The reference is lost on no-one. In January, Southern Sudan is due to hold a referendum on independence from Khartoum – perhaps the most significant single part of the “Comprehensive Peace Agreement” of 2005, which brought decades of civil war to an end.

The Lost Boys

Hundreds of thousands of refugees have already returned. Many, though, are staying away. Among them, are some of the vast group known as “The Lost Boys”. They were children who ran, literally, as their villages were attacked. They hared off into the desert and the bush, often not knowing whether the rest of the families were alive or dead.

After years of aimless wandering, many of them ended up in Kakuma Refugee Camp, over the southern border, in Kenya. And many of those have stayed ever since.

The United Nations Refugee Agency, for whom Luol has worked in the past, has brought him and his older brother Ajou to Kakuma. On a hot morning, Luol meets about 20 “Lost Boys” under the shade of a broad tree, within the camp. He speaks to most of them in Dinka, painstakingly translating for us.

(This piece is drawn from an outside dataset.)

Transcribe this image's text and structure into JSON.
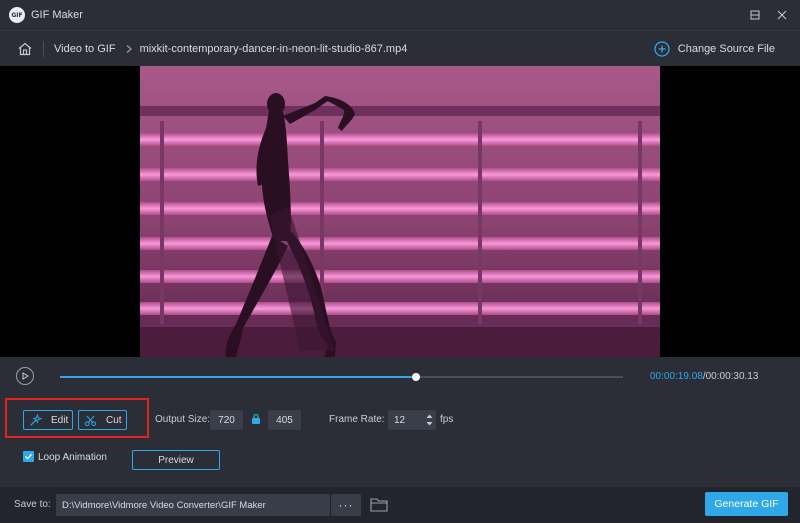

“They came to the village and burned the houses,” Luol explains, as Angelo talks to him in a flat, quiet voice. “He just got up and ran, ran for his life. He was 12. He left with nobody. He went to the jungle. Then he went to Ethiopia. He got here in ’92. He has no people back in Sudan. So he’s going to stay here.”

Building the future

Southern Sudan has a further problem. It still has some of the worst levels of development in the world. Information is scratchy, but recent relief agency figures have given the region the highest mortality rate in the world for women in childbirth. One in five children die before their fifth birthday.

For that reason, Luol Deng is far more than a tourist. Several hundred kilometres to the west of the capital Juba, deep in the bush, is Udici Basic School, which was laid waste during the war. Now the Luol Deng Foundation has helped to reconstruct some of the school buildings.